Here's a picture of the user's raw data after a little bit of cleanup:
So What's the Problem?
The challenge here is all about the two data points highlighted as A and B. They are categories, and need to be extracted from this data… but how? There is no common pattern between rows that we can look at to say "this is a category, but this is not."
But there is data on the row above. Everywhere there is a "------" in the Quotes column, the next row has our Category in the Source column:
But how do we get at it? Power Query doesn't have any easy-to-use facility to refer to the prior row, so what do we do?
How to Extract Data Based on the Previous Row
There are actually a couple of ways to do this. One is to write a formula that refers to the previous row, the other is to do this via a creative use of merging tables. The previous row method is covered in M is For Data Monkey (page 185), so this time I'm going to focus on the latter.

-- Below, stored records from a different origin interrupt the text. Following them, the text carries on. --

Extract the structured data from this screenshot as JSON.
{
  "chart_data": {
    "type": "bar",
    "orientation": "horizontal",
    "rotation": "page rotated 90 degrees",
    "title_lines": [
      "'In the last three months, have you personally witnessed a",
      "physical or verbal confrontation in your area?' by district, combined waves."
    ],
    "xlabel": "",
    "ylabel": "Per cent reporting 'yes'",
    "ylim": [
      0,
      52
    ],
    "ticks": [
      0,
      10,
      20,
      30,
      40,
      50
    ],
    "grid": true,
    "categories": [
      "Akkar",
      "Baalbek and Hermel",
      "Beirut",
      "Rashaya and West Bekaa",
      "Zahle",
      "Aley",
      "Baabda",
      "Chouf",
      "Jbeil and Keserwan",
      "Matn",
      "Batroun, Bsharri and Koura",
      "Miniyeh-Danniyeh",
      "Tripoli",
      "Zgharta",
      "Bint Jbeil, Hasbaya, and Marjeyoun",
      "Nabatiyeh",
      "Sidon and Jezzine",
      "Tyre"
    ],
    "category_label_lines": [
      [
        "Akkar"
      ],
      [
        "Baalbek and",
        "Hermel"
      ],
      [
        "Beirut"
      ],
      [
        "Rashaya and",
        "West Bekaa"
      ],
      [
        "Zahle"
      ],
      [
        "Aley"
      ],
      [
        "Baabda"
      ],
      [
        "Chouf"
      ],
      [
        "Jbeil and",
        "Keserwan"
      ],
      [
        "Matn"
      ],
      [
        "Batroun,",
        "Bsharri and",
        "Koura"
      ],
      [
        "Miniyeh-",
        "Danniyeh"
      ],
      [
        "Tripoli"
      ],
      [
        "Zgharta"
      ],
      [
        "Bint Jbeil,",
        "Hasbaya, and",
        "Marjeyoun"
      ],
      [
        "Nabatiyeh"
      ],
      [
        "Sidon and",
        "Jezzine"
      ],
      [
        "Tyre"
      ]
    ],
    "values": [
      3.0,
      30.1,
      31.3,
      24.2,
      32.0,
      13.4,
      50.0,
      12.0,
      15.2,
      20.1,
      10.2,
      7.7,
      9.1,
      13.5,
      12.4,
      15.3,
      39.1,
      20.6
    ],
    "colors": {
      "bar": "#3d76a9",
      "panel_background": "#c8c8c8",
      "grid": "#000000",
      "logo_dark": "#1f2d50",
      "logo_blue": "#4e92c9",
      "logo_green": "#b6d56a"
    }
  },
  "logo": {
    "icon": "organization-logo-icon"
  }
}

Extract Data Based on the Previous Row - Setup
The first thing I did here is add two new columns to the data table above: an Index column starting from 0 and another Index column starting from 1. To do this:
- Go to Add Column --> Index Column --> From 0
- Go to Add Column --> Index Column --> From 1
Pretty easy, and gives you this:
And at that point we call it a day and create this as a connection only query. Here's what I did there:
- Named the query: "Prelim" (but you can call it anything)

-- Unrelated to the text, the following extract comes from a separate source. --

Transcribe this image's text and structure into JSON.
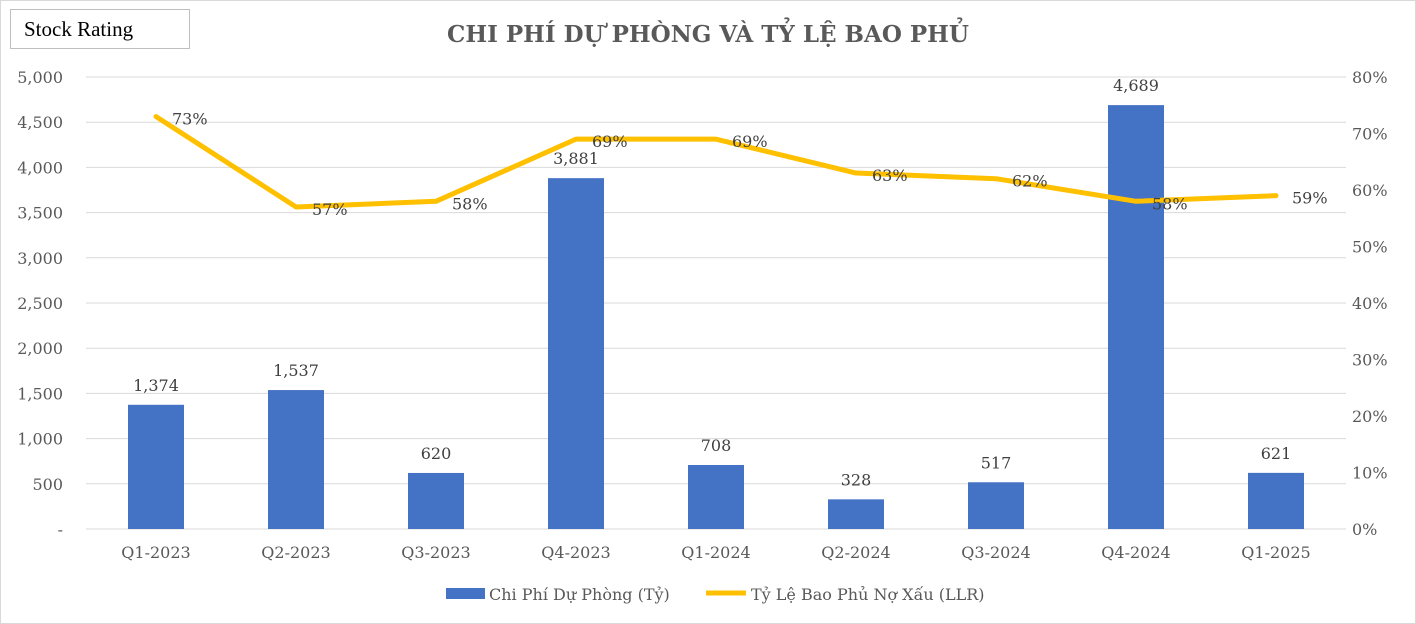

- Went to Home --> Close & Load To… --> Only Create Connection
This gives me a query that I can call again when needed, without loading it to a worksheet or the Data Model.
Extract Data Based on the Previous Row - Completion
Next, I created a new query by right clicking the Prelim query in the Query Pane and choosing Merge.
I then did something really weird… I chose to Merge the query against itself… yes, seriously. (I've always told people that it seems weird you can do this, but one day you'll need to… and today is the day!)
I configured the Join as follows:
- Use the Prelim query for both the top and bottom tables
- Chose to use the Index column on the top as the join key
- Chose Index.1 on the bottom
Then, once in the Power Query editor, I expanded just the Quotes column (without the column prefix), and removed the Index and Index.1 columns. This left me in a pretty good place:
With a pattern to exploit, this is now a simple matter of:
- Creating a Conditional Column (Add Column --> Conditional Column) called "Category" with the following logic:
- if [Quotes.1] = "-------" then [Source] else null
- Right click the Category column --> Fill Up
- Filter the [Quotes.1] column to remove all "------" values
- Remove the [Quotes.1] column
- Filter the [Quotes] column to remove all null and "------" values
And honestly, that's pretty much it. To be fair, I also reordered the column and set the data types before the picture below was taken, but you get the idea. At the end of the day, the data is totally useable for a PivotTable now!